Man looking at the envelopes

Question: I now live in Duluth, GA. I know the bankruptcy court wants to know all my assets. But I have a wedding ring that I think they should not care about. The ring was given to me by my first husband when we lived in Cumming. And we were married only a little while before the government made him go to prison for some ridiculous charge.

What happened was that the prosecutors said he was selling some drugs. But I don't know when he could have been doing that because he was disabled from bad knees and he told me that he spent his time watching Rev. Billy Graham on TV and writing his book on global warming. He told me the book was about the effects of global warming in Mexico. He was writing it with a guy he who was a professor at a university in Mexico (but I never met him) and some man who called our house a lot named Juan. Somehow the government found three hundred pounds of pot in his car one day. He says he doesn't know how it got there.

When he went to prison we got divorced. But the ring is beautiful and I want to keep it. A jeweler said it is worth $25,000.00. My ex-husband must have saved up a lot of his disability checks to afford it! Do I really have to mention the ring? Why should I have to tell everyone about that wedding ring because it's private? I think I can file a Chapter 7 or a Chapter 13.

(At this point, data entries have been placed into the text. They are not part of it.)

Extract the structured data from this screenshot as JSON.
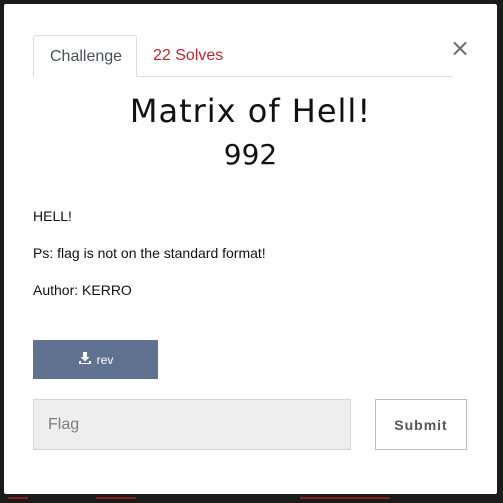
{
  "tabs": [
    {
      "label": "Challenge",
      "active": true
    },
    {
      "label": "22 Solves",
      "active": false
    }
  ],
  "close_icon": "×",
  "challenge": {
    "name": "Matrix of Hell!",
    "points": "992",
    "description": [
      "HELL!",
      "Ps: flag is not on the standard format!",
      "Author: KERRO"
    ]
  },
  "files": [
    {
      "label": "rev",
      "icon": "download-icon"
    }
  ],
  "flag_input": {
    "placeholder": "Flag",
    "value": ""
  },
  "submit_label": "Submit",
  "colors": {
    "accent_red": "#c0252a",
    "download_button": "#5f7391",
    "input_background": "#eeeeee"
  }
}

Answer: Under the bankruptcy code, all assets have to be disclosed. There are, however, certain exemptions that can be utilized by a debtor. A ring valued at $25,000.00 is something that is required to be disclosed. Because of the ring's value, it could be a determining factor in your ability to file a Chapter 7, as opposed to a Chapter 13. We receive many questions about asset valuation and disclosure. The bankruptcy law is quite clear, however, and all assets must be disclosed.